When I had some down time, when most folks would watch TV before bed, I'd usually fire up the old PS4 and play my favorite game for a bit.
 
Have a good trip

I really like Fallout 4.  Running around looking for trouble and doing the quests was a hoot.  Fed something in my head..... well, it used to.  I quit playing video games after the injury, and lightning ate the PS4 last August.   My son gave me his X-box last week when he upgraded.  

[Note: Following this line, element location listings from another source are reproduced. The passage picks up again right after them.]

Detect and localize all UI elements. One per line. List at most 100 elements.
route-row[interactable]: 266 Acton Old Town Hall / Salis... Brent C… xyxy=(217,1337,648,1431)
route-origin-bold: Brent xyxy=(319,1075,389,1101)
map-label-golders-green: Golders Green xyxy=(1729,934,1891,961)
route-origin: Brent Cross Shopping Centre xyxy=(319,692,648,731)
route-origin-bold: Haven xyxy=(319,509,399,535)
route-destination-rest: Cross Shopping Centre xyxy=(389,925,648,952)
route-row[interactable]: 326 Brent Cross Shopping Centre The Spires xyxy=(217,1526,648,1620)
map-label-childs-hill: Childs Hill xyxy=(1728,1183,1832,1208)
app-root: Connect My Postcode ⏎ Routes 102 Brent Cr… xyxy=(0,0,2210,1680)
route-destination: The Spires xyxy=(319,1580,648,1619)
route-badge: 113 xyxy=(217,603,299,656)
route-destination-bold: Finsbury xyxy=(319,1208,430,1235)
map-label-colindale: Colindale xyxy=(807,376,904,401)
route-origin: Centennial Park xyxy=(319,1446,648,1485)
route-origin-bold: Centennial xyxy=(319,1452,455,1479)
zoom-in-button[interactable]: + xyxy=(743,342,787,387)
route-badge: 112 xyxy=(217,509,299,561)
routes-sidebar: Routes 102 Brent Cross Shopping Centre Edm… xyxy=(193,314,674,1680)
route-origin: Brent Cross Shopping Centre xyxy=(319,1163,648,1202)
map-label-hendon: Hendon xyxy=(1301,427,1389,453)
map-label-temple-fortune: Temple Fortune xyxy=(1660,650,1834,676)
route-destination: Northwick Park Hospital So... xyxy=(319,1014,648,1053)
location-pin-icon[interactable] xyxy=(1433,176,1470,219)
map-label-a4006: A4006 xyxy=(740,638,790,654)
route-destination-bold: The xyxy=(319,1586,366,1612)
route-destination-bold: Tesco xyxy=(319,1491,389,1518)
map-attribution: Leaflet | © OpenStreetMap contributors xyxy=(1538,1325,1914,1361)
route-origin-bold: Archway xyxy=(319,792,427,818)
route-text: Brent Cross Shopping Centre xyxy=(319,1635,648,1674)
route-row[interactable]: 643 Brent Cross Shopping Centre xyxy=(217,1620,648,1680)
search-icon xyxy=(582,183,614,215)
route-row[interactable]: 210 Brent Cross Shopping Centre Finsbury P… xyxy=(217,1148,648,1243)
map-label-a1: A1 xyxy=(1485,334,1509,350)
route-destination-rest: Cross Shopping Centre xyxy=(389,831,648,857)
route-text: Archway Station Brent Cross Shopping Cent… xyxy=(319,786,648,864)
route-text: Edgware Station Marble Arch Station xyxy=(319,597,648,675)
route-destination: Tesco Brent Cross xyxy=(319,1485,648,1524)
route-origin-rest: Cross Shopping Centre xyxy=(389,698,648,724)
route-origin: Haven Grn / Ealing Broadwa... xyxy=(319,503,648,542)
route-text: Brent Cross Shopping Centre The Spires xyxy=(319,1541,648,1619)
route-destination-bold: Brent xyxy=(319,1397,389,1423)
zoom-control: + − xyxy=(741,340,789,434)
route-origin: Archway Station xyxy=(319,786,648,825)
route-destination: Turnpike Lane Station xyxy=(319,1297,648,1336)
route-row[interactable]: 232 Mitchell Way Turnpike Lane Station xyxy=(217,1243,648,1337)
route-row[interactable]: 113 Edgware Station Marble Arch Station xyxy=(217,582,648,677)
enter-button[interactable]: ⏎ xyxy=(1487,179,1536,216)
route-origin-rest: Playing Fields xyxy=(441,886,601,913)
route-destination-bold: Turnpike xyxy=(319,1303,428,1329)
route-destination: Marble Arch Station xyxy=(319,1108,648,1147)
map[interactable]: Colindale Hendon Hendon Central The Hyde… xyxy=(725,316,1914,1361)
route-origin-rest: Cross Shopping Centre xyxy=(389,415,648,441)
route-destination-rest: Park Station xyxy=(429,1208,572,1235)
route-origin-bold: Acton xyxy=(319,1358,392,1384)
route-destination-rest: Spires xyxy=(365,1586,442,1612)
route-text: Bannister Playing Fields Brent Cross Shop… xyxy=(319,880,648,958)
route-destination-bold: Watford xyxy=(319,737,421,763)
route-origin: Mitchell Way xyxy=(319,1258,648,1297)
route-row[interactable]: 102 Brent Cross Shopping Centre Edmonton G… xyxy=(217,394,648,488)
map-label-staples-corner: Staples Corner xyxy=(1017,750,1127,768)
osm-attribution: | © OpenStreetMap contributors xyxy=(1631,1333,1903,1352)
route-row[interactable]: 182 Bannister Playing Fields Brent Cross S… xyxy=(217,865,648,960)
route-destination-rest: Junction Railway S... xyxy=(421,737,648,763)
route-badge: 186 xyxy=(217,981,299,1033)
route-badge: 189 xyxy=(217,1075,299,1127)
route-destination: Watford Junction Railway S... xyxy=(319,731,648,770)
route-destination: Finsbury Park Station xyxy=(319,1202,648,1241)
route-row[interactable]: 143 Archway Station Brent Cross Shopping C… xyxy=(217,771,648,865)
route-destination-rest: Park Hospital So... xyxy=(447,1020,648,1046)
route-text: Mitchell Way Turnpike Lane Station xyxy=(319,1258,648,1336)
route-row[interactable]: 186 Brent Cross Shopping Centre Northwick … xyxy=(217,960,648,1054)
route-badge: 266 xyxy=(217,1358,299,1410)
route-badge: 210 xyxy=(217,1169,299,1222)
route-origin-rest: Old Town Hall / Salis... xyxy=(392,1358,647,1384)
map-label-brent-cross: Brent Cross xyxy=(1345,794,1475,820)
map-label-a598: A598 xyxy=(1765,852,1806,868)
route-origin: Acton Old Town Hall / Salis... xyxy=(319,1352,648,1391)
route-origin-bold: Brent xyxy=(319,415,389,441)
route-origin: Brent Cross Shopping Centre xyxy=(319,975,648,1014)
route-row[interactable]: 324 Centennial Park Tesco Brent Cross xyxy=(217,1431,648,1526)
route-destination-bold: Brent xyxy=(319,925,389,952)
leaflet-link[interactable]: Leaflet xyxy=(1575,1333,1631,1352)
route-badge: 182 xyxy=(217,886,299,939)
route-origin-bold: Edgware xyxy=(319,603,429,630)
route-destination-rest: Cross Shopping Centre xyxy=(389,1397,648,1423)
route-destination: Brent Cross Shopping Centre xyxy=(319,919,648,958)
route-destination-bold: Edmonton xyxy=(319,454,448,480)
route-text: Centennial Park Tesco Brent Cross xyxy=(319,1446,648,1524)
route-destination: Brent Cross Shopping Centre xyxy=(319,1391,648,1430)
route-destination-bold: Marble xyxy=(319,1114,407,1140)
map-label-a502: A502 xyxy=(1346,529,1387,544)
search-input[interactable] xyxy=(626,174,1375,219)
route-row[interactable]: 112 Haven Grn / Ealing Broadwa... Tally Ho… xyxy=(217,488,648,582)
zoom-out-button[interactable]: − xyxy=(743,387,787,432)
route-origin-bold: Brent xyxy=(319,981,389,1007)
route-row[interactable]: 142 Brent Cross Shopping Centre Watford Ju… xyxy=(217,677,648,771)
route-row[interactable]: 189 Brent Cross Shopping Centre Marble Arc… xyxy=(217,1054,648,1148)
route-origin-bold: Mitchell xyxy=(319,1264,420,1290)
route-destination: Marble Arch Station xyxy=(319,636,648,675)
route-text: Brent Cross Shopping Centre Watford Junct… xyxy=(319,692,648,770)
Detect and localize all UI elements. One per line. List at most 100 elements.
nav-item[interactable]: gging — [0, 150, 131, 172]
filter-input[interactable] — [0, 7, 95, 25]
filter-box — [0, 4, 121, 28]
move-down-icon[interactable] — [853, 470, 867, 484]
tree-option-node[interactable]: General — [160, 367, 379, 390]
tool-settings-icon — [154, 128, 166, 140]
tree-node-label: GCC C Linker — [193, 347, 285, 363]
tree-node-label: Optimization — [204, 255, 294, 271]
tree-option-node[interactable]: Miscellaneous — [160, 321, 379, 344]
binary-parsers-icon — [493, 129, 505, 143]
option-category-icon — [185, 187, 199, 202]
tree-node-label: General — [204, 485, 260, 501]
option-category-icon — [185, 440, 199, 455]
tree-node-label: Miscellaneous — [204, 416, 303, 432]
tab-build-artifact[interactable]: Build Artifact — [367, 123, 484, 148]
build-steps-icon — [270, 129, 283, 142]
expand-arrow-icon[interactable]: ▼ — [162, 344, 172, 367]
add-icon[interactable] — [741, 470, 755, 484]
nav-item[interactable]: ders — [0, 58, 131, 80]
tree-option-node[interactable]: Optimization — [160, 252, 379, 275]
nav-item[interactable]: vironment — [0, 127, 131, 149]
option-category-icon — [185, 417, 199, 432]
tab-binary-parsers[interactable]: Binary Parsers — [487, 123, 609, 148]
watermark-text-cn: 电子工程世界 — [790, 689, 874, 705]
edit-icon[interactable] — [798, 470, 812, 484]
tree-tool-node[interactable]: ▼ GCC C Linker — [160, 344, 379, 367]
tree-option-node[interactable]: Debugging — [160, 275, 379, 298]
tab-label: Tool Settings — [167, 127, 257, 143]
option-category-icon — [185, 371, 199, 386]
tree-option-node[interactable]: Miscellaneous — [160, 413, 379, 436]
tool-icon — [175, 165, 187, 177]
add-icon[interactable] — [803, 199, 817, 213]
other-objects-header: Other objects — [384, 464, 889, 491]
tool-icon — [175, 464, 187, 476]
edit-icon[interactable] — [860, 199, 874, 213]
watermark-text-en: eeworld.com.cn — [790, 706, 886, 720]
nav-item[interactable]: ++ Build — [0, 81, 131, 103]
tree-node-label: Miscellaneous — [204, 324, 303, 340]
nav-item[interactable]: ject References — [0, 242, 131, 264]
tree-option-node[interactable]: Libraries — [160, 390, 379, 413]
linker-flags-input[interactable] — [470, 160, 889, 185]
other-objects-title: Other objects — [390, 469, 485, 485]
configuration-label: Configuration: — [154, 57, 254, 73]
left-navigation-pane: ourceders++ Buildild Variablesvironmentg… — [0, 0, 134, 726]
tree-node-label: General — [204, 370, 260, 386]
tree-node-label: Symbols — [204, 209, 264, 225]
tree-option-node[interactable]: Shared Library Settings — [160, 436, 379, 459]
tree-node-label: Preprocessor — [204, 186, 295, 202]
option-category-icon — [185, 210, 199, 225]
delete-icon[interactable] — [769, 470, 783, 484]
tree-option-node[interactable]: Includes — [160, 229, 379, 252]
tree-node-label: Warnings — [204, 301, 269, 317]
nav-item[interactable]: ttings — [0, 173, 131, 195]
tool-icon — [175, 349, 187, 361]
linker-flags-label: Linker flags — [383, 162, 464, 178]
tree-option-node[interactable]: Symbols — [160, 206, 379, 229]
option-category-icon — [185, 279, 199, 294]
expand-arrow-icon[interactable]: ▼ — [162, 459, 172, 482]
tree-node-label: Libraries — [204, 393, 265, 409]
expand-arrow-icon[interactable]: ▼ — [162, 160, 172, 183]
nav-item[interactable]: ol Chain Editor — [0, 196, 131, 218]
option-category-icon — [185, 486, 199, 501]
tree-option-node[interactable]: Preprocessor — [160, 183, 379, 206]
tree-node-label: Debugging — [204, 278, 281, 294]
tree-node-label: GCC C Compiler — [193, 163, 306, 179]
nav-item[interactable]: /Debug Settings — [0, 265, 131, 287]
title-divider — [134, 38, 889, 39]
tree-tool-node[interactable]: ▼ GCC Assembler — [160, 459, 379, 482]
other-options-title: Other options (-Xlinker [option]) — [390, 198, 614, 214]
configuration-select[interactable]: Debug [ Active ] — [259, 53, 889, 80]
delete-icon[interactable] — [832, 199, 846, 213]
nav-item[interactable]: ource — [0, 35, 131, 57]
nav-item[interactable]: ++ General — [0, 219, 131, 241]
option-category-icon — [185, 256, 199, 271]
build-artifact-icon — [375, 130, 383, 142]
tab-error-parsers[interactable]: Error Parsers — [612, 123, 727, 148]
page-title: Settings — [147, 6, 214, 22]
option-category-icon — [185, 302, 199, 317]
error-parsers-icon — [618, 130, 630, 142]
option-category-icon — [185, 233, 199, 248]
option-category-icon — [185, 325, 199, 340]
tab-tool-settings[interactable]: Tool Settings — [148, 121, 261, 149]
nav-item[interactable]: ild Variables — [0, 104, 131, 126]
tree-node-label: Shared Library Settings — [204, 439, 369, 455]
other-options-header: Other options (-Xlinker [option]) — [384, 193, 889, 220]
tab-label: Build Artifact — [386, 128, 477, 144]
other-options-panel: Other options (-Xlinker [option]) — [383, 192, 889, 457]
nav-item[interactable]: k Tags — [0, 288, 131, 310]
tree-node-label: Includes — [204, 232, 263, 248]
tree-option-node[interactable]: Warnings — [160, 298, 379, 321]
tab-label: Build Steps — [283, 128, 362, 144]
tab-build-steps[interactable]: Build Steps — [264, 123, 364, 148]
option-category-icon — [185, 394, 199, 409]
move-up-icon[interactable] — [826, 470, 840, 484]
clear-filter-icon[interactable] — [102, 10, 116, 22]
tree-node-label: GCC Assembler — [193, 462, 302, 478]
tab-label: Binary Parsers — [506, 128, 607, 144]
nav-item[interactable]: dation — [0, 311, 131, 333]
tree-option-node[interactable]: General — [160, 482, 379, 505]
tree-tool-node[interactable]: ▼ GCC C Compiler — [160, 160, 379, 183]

It's been two years since the concussion, and I thought, why not try it again.  After just a few hours over a couple days, I started taking a nap after playing for an hour.  Then, the restless sleep schedule started at about ten hours in (7th day or so).  Yesterday was the icing on the cake.  It takes the wind out of me.   Bad rest, little energy, two naps, and nothing accomplished all day.  Time to give up my drug of choice and get back to normal me.  

 

Thinking via Template 


One of the things I fought when I came out of the head injury fog in 2020, was the almost total exhaustion in the early afternoon.  I finally understood that the concussion "reset" my head such that I didn't know what to ignore.  When we do our daily stuff, things that don't move, or are exactly how we remember them are filed away as a template.  When we "see" them again, they match the template and don't require any input and can be safely ignored.  When we drive, everything is moving relative to us, so we scan and categorize things into DANGERS or ignorable.  Trees don't normally run out into the road, so they are ignored.  A ball rolling out between cars is an instant warning of DANGER.  After the injury, my head didn't know what to ignore and what not to.  So, it was like a time-slowing accident all day. 
 
Fallout 4 is that all over again.  There is no template in that game.
  
I'm not willing to lose ground when I can be outside working on projects and making progress on my goals.

Making stuff and making progress are much more fulfilling than playing anyway.  I DID learn that over the last two years.